CSSE 373 Formal Methods in Specification and Design

P2

Administrative Details

Purpose: demonstrate the ability to model a system using Alloy and verify its mundane and essential attributes

Please note: A big part of practical formal methods is having conversations with your client so that your model reflects what they really want. To give you practive with that, projects in this class are somewhat underspecified and require that you go somewhat beyond what is specifically covered in class. I look forward to helping you with that, which is why some class meetings are canceled for project work, but you need to ask for help.

Other details:

• You must work in teams of 2 or 3 on the projects.

• Your team has a Subversion repository for the projects. The repository URL is:

  http://svn.csse.rose-hulman.edu/repos/csse373-201130-projteamNN

  where NN is your assigned project team number.

• Keep track of how much time you spend on this assignment.
• You will submit your solution as an Alloy model plus a report as a pdf file.

Problem Specification

Your company, Higher Expectations Ltd., makes lifts (elevators). Your job is to specify the control system for an installation that includes 3 lifts for 5 floors. Here is an informal description of the expected behavior:

1. The lift has a set of buttons, one for each floor. These illuminate when pressed and cause the lift to visit the corresponding floor. The illumination is cancelled when the corresponding floor is visited by the lift.
2. Each floor has 2 buttons (except the ground and top floors, which have only one), one to request an up-lift and one to request a down-lift. These buttons illuminate when pressed. The illumination is cancelled when a lift visits the floor and is either moving in the desired direction or has no outstanding requests. In the latter case, if both floor request buttons are pressed only one should be cancelled. The algorithm to decide which to service first should minimize the waiting time for both requests.
3. The lift has two arrows indicating future direction. One arrow is illuminated as the doors open. The illumination is cancelled as the doors close.
4. When a lift has no requests to service, it should remain at its final destination with its doors closed and await further requests.
5. Each lift has an in-service switch that is used to disable the lift during emergencies. When the switch is moved to “Off” the lift shall stop moving and cancel all pending requests.

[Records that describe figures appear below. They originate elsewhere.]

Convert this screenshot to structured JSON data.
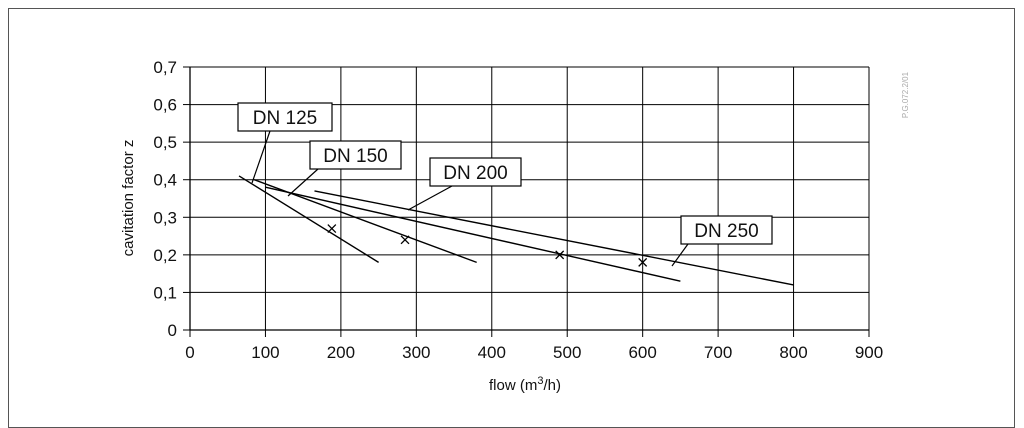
{
  "chart_data": {
    "type": "line",
    "title": "",
    "xlabel": "flow (m",
    "xlabel_sup": "3",
    "xlabel_tail": "/h)",
    "ylabel": "cavitation factor z",
    "xlim": [
      0,
      900
    ],
    "ylim": [
      0,
      0.7
    ],
    "x_ticks": [
      0,
      100,
      200,
      300,
      400,
      500,
      600,
      700,
      800,
      900
    ],
    "y_ticks": [
      0,
      0.1,
      0.2,
      0.3,
      0.4,
      0.5,
      0.6,
      0.7
    ],
    "y_tick_labels": [
      "0",
      "0,1",
      "0,2",
      "0,3",
      "0,4",
      "0,5",
      "0,6",
      "0,7"
    ],
    "grid": true,
    "series": [
      {
        "name": "DN 125",
        "x": [
          65,
          250
        ],
        "y": [
          0.41,
          0.18
        ],
        "marker": {
          "x": 188,
          "y": 0.27
        }
      },
      {
        "name": "DN 150",
        "x": [
          85,
          380
        ],
        "y": [
          0.4,
          0.18
        ],
        "marker": {
          "x": 285,
          "y": 0.24
        }
      },
      {
        "name": "DN 200",
        "x": [
          100,
          650
        ],
        "y": [
          0.38,
          0.13
        ],
        "marker": {
          "x": 490,
          "y": 0.2
        }
      },
      {
        "name": "DN 250",
        "x": [
          165,
          800
        ],
        "y": [
          0.37,
          0.12
        ],
        "marker": {
          "x": 600,
          "y": 0.18
        }
      }
    ],
    "reference_code": "P.G.072.2/01"
  }
}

The lift is then “out of service”. When the switch is moved to “On” the lift becomes “in service”, and it should await further requests.
6. All requests for lifts from floors must be serviced eventually, with all floors given equal priority.
7. All requests for floors within lifts must be serviced eventually, with floors being serviced sequentially in the direction of travel.

Tasks

Alloy Model

Write an Alloy model of the control system that includes:

1. a signature representing lifts, with appropriate fields and auxiliary signatures to represent the lift’s current location and the state of its buttons, arrows, and doors
2. a signature representing floors, with appropriate fields and auxiliary signatures to represent the lift call buttons
3. any necessary facts to constrain your system (e.g., the up and down arrows are never both on)
4. operation predicates or event signatures that describe how the system changes with each time step
5. the control algorithm

Write appropriate predicates and commands to demonstrate your model and its operations.

Write appropriate assertions to demonstrate that your control algorithm satisfies the expected behavior. In particular, show that if a request is made it is eventually serviced.

Be sure that your model is well documented, i.e., clear names for signatures, relations, predicates, etc., and comments describing constraints.

Suggestions

• For your control algorithm, you will probably want to use a set of facts constraining the behavior. For example, if a lift reaches a floor for which there is a request, then the lift will open its doors; or a lift will keep going in its planned direction as long as there are requests remaining in that direction.
• You may use the provided solution to P1 as a starting point, though that is not required. If you use the provided solution you should provide credit/blame where it is due (e.g., “based on an original model by Curt Clifton”).
• Until you are confident in your solution, you will probably want to keep your scopes smaller than 5 floors and 3 lifts. You should increase to the specified scope for final checks.

Report

Write a short report describing your model and the commands that you’ve included in it. Your audience for the report is a fellow student who understands Alloy but is unfamiliar with the system you are modeling.

Please include images demonstrating your model and its operations. You can right-click on the visualizer window to save images.

To simplify my giving feedback, please include the full code of your Alloy model as a section in your report. Be careful that comments and constraints aren’t obscured by line breaks.

Your report should indicate how much time each time member spent on the project.

Rubric

I will evaluate your work using this grading rubric [pdf].

Turn In

Turn in your work by committing your Alloy model and a pdf file of your report named P2report.pdf to your team subversion repository for this course.

Based on a previous problem description by Mark Ardis.